While his mother and Lincoln said polite social nothings to each other, Zeph tried to figure out how he’d gotten in this mess. And more important, how he could get out of it.
“Isn’t that wonderful, dear?” his mother asked.
“Sure. What?”
“Honestly, Zeph. How you ever manage to get through life the way you woolgather... Lincoln has very kindly invited me to stay at his house, since you’re already there. And to stay for Thanksgiving dinner. I thought I’d find a motel...a restaurant...I never expected…Lincoln, that is so kind of you.”
God, take me now.
“Yes. Kind,” Zeph repeated. This was the worst. “Uh—you’re staying through Thanksgiving, Mom?”
“Of course. I’m taking my vacation time, honey, and I’ve always wanted to see this part of the country. Isn’t it wonderful?”

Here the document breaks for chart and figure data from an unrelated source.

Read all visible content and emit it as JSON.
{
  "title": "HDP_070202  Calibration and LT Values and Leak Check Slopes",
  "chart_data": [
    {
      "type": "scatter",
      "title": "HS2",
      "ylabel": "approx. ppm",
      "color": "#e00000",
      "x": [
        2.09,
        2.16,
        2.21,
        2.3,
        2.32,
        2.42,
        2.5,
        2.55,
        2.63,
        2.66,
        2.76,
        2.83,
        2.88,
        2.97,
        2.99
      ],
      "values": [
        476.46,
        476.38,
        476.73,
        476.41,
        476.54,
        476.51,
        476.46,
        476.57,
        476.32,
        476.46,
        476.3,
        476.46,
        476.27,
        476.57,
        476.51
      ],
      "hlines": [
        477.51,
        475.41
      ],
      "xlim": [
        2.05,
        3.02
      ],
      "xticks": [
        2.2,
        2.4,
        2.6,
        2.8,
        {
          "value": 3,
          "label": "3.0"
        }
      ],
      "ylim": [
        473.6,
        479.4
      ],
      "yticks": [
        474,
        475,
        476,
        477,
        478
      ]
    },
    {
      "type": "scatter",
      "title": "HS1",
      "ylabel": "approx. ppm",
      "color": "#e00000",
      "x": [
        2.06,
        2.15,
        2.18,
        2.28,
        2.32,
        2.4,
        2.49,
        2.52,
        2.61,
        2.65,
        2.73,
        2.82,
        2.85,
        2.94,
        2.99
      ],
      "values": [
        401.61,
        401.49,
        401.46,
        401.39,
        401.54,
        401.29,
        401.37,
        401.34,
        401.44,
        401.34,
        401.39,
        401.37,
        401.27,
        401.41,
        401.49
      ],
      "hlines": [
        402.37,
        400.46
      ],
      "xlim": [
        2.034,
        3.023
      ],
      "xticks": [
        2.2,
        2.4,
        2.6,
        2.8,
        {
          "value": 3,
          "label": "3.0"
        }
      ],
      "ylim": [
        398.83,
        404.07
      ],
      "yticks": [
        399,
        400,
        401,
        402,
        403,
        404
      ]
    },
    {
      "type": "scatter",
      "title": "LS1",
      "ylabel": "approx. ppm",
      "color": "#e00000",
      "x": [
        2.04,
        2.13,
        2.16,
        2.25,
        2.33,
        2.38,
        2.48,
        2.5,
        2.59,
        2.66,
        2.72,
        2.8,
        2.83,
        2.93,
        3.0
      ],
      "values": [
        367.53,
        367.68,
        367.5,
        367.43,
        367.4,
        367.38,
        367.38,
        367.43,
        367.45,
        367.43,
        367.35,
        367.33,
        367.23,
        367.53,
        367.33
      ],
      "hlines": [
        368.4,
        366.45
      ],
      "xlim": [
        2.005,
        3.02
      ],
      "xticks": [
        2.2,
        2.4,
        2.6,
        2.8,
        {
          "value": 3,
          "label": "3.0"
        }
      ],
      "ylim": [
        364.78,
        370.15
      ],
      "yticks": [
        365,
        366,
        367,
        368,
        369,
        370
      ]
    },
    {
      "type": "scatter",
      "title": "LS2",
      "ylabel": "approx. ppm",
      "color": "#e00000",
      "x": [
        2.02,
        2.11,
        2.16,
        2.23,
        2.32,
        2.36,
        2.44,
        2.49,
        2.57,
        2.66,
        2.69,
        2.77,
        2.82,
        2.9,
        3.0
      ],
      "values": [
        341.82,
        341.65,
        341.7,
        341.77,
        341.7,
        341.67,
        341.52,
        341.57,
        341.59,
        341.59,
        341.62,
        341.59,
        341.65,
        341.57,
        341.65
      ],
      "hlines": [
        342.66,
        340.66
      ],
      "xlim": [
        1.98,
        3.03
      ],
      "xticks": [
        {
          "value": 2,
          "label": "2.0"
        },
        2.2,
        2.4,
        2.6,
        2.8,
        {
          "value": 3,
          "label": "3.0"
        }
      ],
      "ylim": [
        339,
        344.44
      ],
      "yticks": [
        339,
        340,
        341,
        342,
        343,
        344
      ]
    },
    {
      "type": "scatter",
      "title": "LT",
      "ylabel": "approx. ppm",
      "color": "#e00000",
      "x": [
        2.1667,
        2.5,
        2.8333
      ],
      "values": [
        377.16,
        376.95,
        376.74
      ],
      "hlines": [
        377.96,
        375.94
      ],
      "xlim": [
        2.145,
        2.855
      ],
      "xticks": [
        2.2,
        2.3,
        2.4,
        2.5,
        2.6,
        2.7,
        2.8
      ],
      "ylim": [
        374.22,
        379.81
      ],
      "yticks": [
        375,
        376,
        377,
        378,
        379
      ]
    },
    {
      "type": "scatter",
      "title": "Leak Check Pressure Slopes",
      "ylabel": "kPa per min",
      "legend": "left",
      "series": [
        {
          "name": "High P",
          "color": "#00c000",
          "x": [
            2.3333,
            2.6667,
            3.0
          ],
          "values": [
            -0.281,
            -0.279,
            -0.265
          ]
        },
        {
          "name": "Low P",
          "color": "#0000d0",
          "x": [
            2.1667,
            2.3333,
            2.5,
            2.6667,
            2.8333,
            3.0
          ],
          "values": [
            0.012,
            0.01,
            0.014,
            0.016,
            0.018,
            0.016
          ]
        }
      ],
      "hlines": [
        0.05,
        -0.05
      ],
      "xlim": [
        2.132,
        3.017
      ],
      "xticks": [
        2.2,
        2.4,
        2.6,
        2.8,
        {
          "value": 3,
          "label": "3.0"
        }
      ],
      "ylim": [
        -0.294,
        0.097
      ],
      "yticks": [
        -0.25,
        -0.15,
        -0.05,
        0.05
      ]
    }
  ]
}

Thirteen days to Thanksgiving. Doom stared him in the face. Much as he loved his mother, he’d be the first to say that she had no more concept of discretion than—than Betty. The principles of confidentiality didn’t seem to compute in her universe. The idea of knowing something and keeping it private was as foreign as a man from Mars. He moaned. Everyone in town would know everything about him and his job and his feelings for Allie, right down to the scar on his butt from a roller skating accident when he was ten. “Wonderful,” he repeated, his voice leaden.
Lincoln gave him a sharp look, but he was too numb to react. “Well, Elena, let’s go get you settled. My car is outside, so if you’ll follow me...oh, and Zeph, please tell Allie that we have everything for dinner so she doesn’t need to stop at the grocery. She said she’d be done about four, so we’ll expect you shortly.” He shepherded Zeph’s mother out the door, leaving Zeph standing immobile, wondering how his mother and Lincoln had gotten on first name terms so quickly.